Di kota Al-Bireh, dekat Ramallah di Tepi Barat, Palestina, nama Chavez menjadi nama jalan utama di kota itu. Walikota El-Bireh, Fawzi Abed, mengatakan, keputusan mereka itu merupakan bentuk penghargaan terhadap Chavez atas kontribusinya dalam memperjuangkan rakyat tertindas, termasuk Palestina.
Mohammed al-Lahham, anggota parlemen Palestina dari partai Fatah, mengatakan, “Dia (Chavez) adalah simbol perjuangan untuk kemerdekaan seperti Che Guevara.” Hal itulah, kata dia, yang membedakan Chavez dengan pemimpin dunia lainnya.
Mahmoud Zwahreh, walikota di Al-Mazar, sebuah pemukiman di dekat Betlehem, berniat memberikan paspor kepada Chavez agar bisa menjadi warga Palestina. “Aku ingin memberi Chavez sebuah paspor Palestina agar dia bisa menjadi warga Palestina. Setelah itu, kami akan memilihnya dan dia akan menjadi Presiden kami,” kata Zwahreh.

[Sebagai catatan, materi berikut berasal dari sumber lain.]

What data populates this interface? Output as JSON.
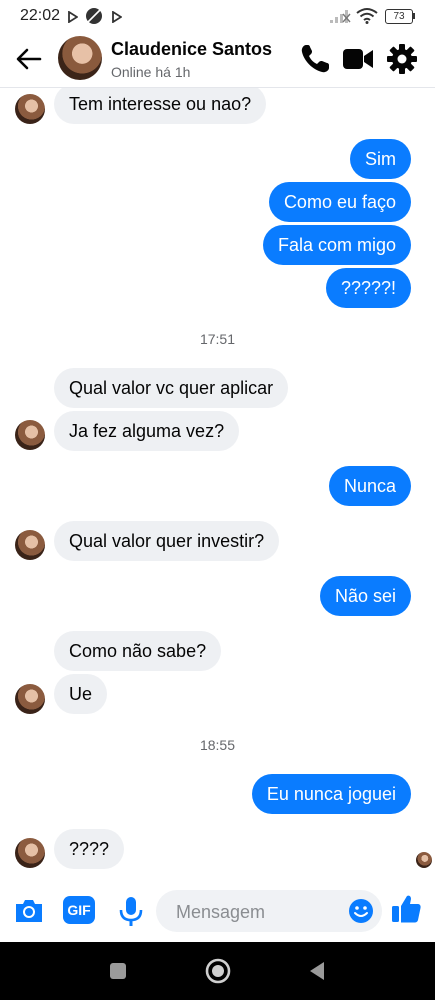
{
  "status_bar": {
    "time": "22:02",
    "battery": "73"
  },
  "header": {
    "name": "Claudenice Santos",
    "status": "Online há 1h"
  },
  "messages": [
    {
      "dir": "in",
      "text": "Tem interesse ou nao?",
      "avatar": true
    },
    {
      "dir": "out",
      "text": "Sim"
    },
    {
      "dir": "out",
      "text": "Como eu faço"
    },
    {
      "dir": "out",
      "text": "Fala com migo"
    },
    {
      "dir": "out",
      "text": "?????!"
    },
    {
      "dir": "in",
      "text": "Qual valor vc quer aplicar",
      "avatar": false
    },
    {
      "dir": "in",
      "text": "Ja fez alguma vez?",
      "avatar": true
    },
    {
      "dir": "out",
      "text": "Nunca"
    },
    {
      "dir": "in",
      "text": "Qual valor quer investir?",
      "avatar": true
    },
    {
      "dir": "out",
      "text": "Não sei"
    },
    {
      "dir": "in",
      "text": "Como não sabe?",
      "avatar": false
    },
    {
      "dir": "in",
      "text": "Ue",
      "avatar": true
    },
    {
      "dir": "out",
      "text": "Eu nunca joguei"
    },
    {
      "dir": "in",
      "text": "????",
      "avatar": true
    }
  ],
  "timestamps": [
    "17:51",
    "18:55"
  ],
  "composer": {
    "placeholder": "Mensagem",
    "gif_label": "GIF"
  },
  "colors": {
    "accent": "#0a7cff",
    "incoming_bubble": "#eef0f3"
  }
}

Di Bireh, sebuah kota di Lebanon, nama dan poster Chavez juga berkibar-kibar. Juga spanduk dan mural bertuliskan “Bangsa ini butuh orang seperti Chavez” dan “Chavez mengusir dubes Israel, kapan anda melakukannya, penguasa Arab?” bertebaran di kota itu.
Dukungan Chavez terhadap perjuangan rakyat Palestina memang luar biasa. Jauh sebelum Chavez berkuasa, Venezuela dan Israel punya hubungan yang rapat. Di tahun 1970-an hingga 1980-an, Israel membina hubungan kerja sama yang baik dengan rezim sayap kanan di Amerika Latin, seperti Argentina, Bolivia, Brazil, Kolombia, Kosta Rika, Republik Dominika, Ekuador, El Salvador, Guatemala, Haiti, Honduras, Nikaragua, Panama, Paraguay, Peru, dan Venezuela. Israel juga aktif mendukung kelompok kontra-revolusioner di Amerika Latin, baik dengan senjata maupun pelatihan militer, untuk memerangi pemerintahan kiri. Hanya Kuba, satu-satunya negara Amerika Latin, yang tidak punya hubungan diplomatik dengan Israel sejak tahun 1973.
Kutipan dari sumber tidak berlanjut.